Le DOJ a déclaré que les autorités bulgares avaient saisi cette semaine le service caché de NetWalker, mais on ne sait pas si d’autres infrastructures ou opérations ont été affectées.

DOJ NetWalker
Les autorités bulgares ont saisi le site Web sombre que les acteurs de la menace NetWalker utilisaient pour communiquer avec les victimes du ransomware.

«Nous ripostons contre la menace croissante des ransomwares non seulement en intentant des poursuites pénales contre les acteurs responsables, mais également en perturbant l’infrastructure criminelle en ligne et, dans la mesure du possible, en récupérant les paiements de rançon extorqués aux victimes», a déclaré Nicholas McQuaid, procureur général adjoint par intérim de la division criminelle du ministère de la Justice, dans l’annonce. « Les victimes de ransomwares doivent savoir que se présenter aux forces de l’ordre le plus tôt possible après une attaque peut conduire à des résultats significatifs comme ceux obtenus dans l’opération à multiples facettes d’aujourd’hui. »

Une fois déployé, NetWalker permet aux acteurs d’obtenir un accès non autorisé au réseau informatique d’une victime des jours ou des semaines avant de demander la rançon. Cela donne du temps pour la reconnaissance, comme l’élévation des privilèges au sein du réseau tout en propageant le ransomware d’un poste de travail à l’autre. Les acteurs de la menace derrière la variante avancée du ransomware l’ont déployée contre les municipalités, le secteur de l’éducation, les forces de l’ordre et les hôpitaux.
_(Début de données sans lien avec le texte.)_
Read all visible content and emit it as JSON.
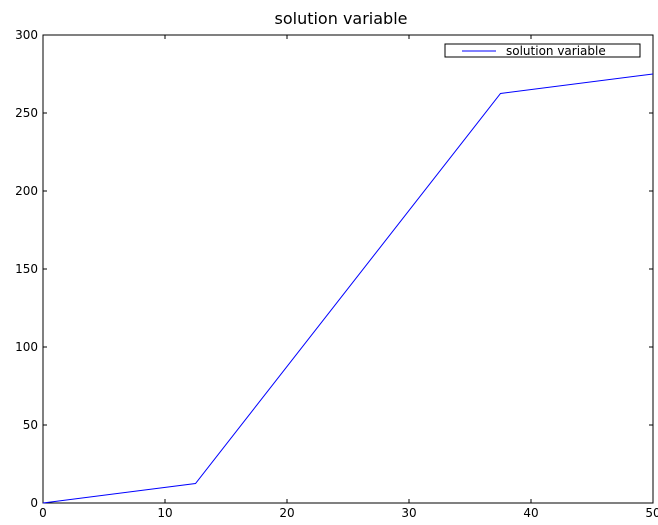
{
  "chart_data": {
    "type": "line",
    "title": "solution variable",
    "xlabel": "",
    "ylabel": "",
    "xlim": [
      0,
      50
    ],
    "ylim": [
      0,
      300
    ],
    "xticks": [
      0,
      10,
      20,
      30,
      40,
      50
    ],
    "yticks": [
      0,
      50,
      100,
      150,
      200,
      250,
      300
    ],
    "grid": false,
    "legend": {
      "position": "top-right"
    },
    "series": [
      {
        "name": "solution variable",
        "color": "#0000ff",
        "x": [
          0,
          12.5,
          37.5,
          50
        ],
        "y": [
          0,
          12.5,
          262.5,
          275
        ]
      }
    ]
  }
}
Le DOJ a déclaré que les affiliés de NetWalker avaient spécifiquement ciblé les organisations de soins de santé pendant la pandémie de COVID-19.

Par exemple, en mars, une attaque contre le district de santé publique de Champaign-Urbana a été attribuée à NetWalker. En conséquence, le site Web de l’organisation, utilisé pour fournir des mises à jour et des informations sur les efforts de réponse aux coronavirus, a été mis hors ligne. Le district a déplacé des mises à jour sur sa page Facebook, où ils ont finalement annoncé que son site Web était de sauvegarde, bien que d’autres détails n’aient pas été fournis sur l’attaque ou la récupération.

En mai, Bleeping Computer a rapporté que les affiliés de NetWalker chiffraient les fichiers à la Michigan State University et menaçaient de divulguer les données s’ils ne respectaient pas le délai de rançon d’une semaine. Les opérateurs sont allés plus loin en publiant cinq images, prises à l’université, sur son site public de fuite. MSU a publié une déclaration le 3 juin, selon laquelle elle refusait de payer.

L’interruption de NetWalker a été annoncée le même jour que le retrait du tristement célèbre botnet Emotet. Emotet, un cheval de Troie bancaire découvert pour la première fois en 2014 et qui a ensuite évolué pour devenir un botnet prolifique, a toujours été reconnu par les fournisseurs de sécurité et les chercheurs sur les menaces comme l’une des principales menaces de logiciels malveillants.